Europe's premium carmakers still have significant ground to make up in the race to bring down carbon emissions and avoid billions of euros in fines from Brussels.
A report has set out the progress being made by the top 13 carmakers in Europe by sales, and found that Germany's big three - Volkswagen, Daimler and BMW - are on track to miss minimum fuel economy targets set by the European Union. The EU has some of the most stringent environmental targets in the world and wants carmakers to achieve average emissions of 95 grammes of carbon dioxide per kilometre by 2020-21.
The report, produced by PA Consulting, shows the challenge European manufacturers face in cutting emissions amid a surge in demand for heavy sport utility vehicles and limited appetite for hybrid and electric cars. Thomas Goettle, automotive expert at PA Consulting says:
"The buying patterns are shifting to bigger and heavier cars with more horsepower at the moment."
The study worked out the company-specific 2021 targets for the carmakers by calculating the average weight and CO₂ emissions of vehicles sold between 2007 and 2013, factoring in the "supercredits" that manufacturers receive for selling electric vehicles.
PA Consulting then forecast sales for the period 2014-21, based on the company's insight into the various manufacturers' plans for electrification, engine optimisation and weight reduction.
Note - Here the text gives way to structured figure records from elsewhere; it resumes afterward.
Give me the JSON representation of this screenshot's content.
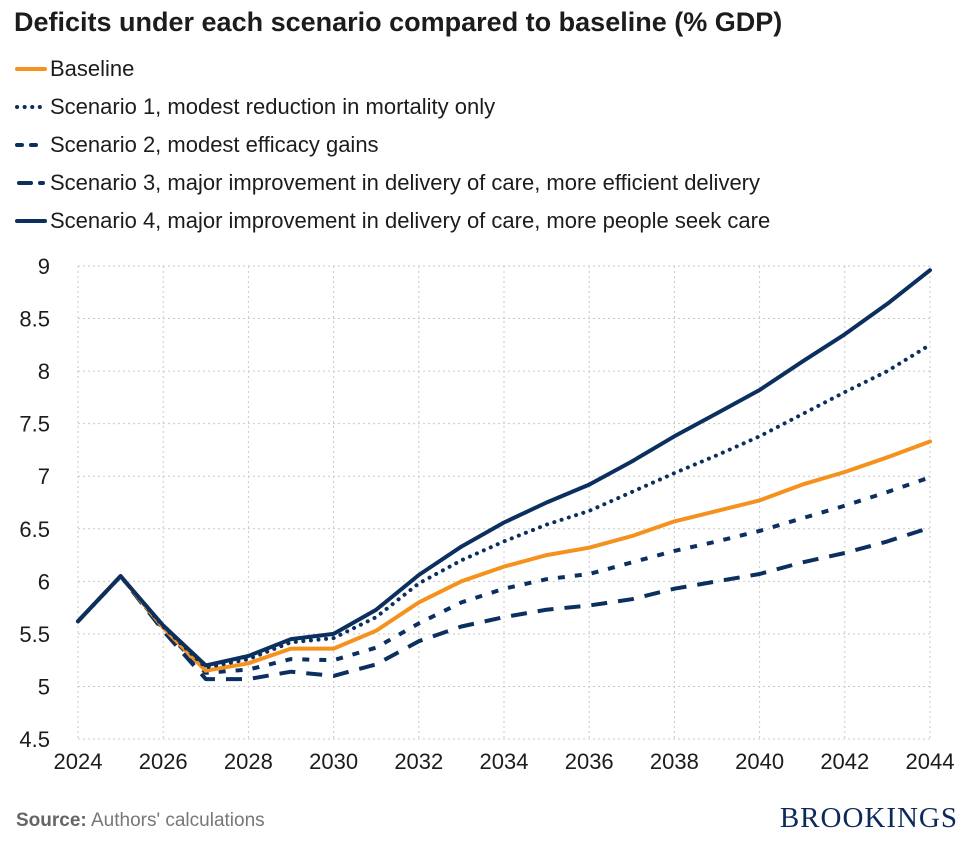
{
  "title": "Deficits under each scenario compared to baseline (% GDP)",
  "source_label": "Source:",
  "source_text": "Authors' calculations",
  "brand": "BROOKINGS",
  "colors": {
    "baseline": "#f5921e",
    "navy": "#0b2f5e",
    "grid": "#c9c9c9",
    "text": "#1c1c1c"
  },
  "chart_data": {
    "type": "line",
    "title": "Deficits under each scenario compared to baseline (% GDP)",
    "xlabel": "",
    "ylabel": "",
    "xlim": [
      2024,
      2044
    ],
    "ylim": [
      4.5,
      9
    ],
    "x_ticks": [
      2024,
      2026,
      2028,
      2030,
      2032,
      2034,
      2036,
      2038,
      2040,
      2042,
      2044
    ],
    "y_ticks": [
      4.5,
      5,
      5.5,
      6,
      6.5,
      7,
      7.5,
      8,
      8.5,
      9
    ],
    "y_tick_labels": [
      "4.5",
      "5",
      "5.5",
      "6",
      "6.5",
      "7",
      "7.5",
      "8",
      "8.5",
      "9"
    ],
    "legend_position": "top-left",
    "x": [
      2024,
      2025,
      2026,
      2027,
      2028,
      2029,
      2030,
      2031,
      2032,
      2033,
      2034,
      2035,
      2036,
      2037,
      2038,
      2039,
      2040,
      2041,
      2042,
      2043,
      2044
    ],
    "series": [
      {
        "name": "Baseline",
        "style": "solid",
        "color": "#f5921e",
        "values": [
          5.62,
          6.05,
          5.56,
          5.15,
          5.22,
          5.36,
          5.36,
          5.53,
          5.8,
          6.0,
          6.14,
          6.25,
          6.32,
          6.43,
          6.57,
          6.67,
          6.77,
          6.92,
          7.04,
          7.18,
          7.33
        ]
      },
      {
        "name": "Scenario 1, modest reduction in mortality only",
        "style": "dotted",
        "color": "#0b2f5e",
        "values": [
          5.62,
          6.05,
          5.57,
          5.18,
          5.26,
          5.42,
          5.46,
          5.66,
          5.98,
          6.2,
          6.38,
          6.54,
          6.67,
          6.85,
          7.03,
          7.2,
          7.38,
          7.59,
          7.8,
          8.0,
          8.25
        ]
      },
      {
        "name": "Scenario 2, modest efficacy gains",
        "style": "short-dash",
        "color": "#0b2f5e",
        "values": [
          5.62,
          6.05,
          5.55,
          5.13,
          5.16,
          5.26,
          5.25,
          5.37,
          5.6,
          5.8,
          5.93,
          6.02,
          6.07,
          6.18,
          6.29,
          6.38,
          6.48,
          6.6,
          6.72,
          6.85,
          6.99
        ]
      },
      {
        "name": "Scenario 3, major improvement in delivery of care, more efficient delivery",
        "style": "long-dash",
        "color": "#0b2f5e",
        "values": [
          5.62,
          6.05,
          5.53,
          5.07,
          5.07,
          5.14,
          5.1,
          5.21,
          5.43,
          5.57,
          5.66,
          5.73,
          5.77,
          5.83,
          5.93,
          6.0,
          6.07,
          6.18,
          6.27,
          6.38,
          6.51
        ]
      },
      {
        "name": "Scenario 4, major improvement in delivery of care, more people seek care",
        "style": "solid",
        "color": "#0b2f5e",
        "values": [
          5.62,
          6.05,
          5.58,
          5.2,
          5.29,
          5.45,
          5.5,
          5.73,
          6.06,
          6.33,
          6.56,
          6.75,
          6.92,
          7.14,
          7.38,
          7.6,
          7.82,
          8.09,
          8.35,
          8.64,
          8.96
        ]
      }
    ]
  }
}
Carmakers such as Renault, PSA Peugeot Citroën, Toyota and Fiat Chrysler Automobiles were found to be on-track to meet the fleet-average targets, while Ford, General Motors and Nissan were close to achieving the objectives.
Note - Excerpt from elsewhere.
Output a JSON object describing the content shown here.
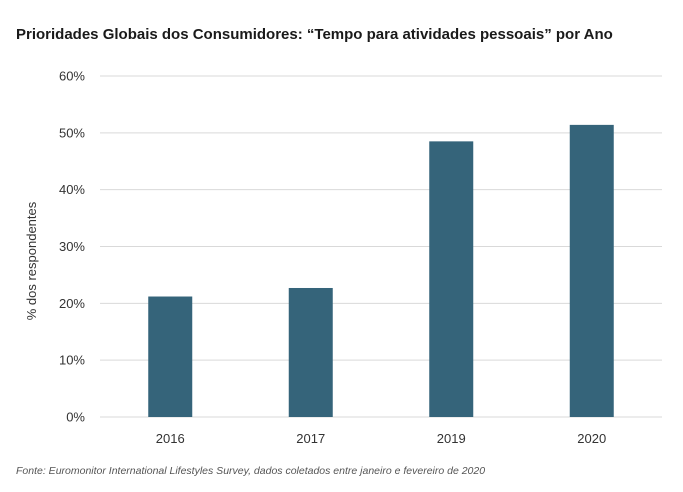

But the three German brands were each set to miss the goals by 4g or more.
Were that trajectory to continue, the carmakers would face crippling fines of €95 for each gramme in excess of the target, multiplied by their annual sales in Europe. That means VW would face a fine of up to €1bn in the first year after the objectives are phased in.
"It's not so much they worry about the fine, it's more the damage to their reputation and prestige," said Thomas Goettle, the lead author of the report.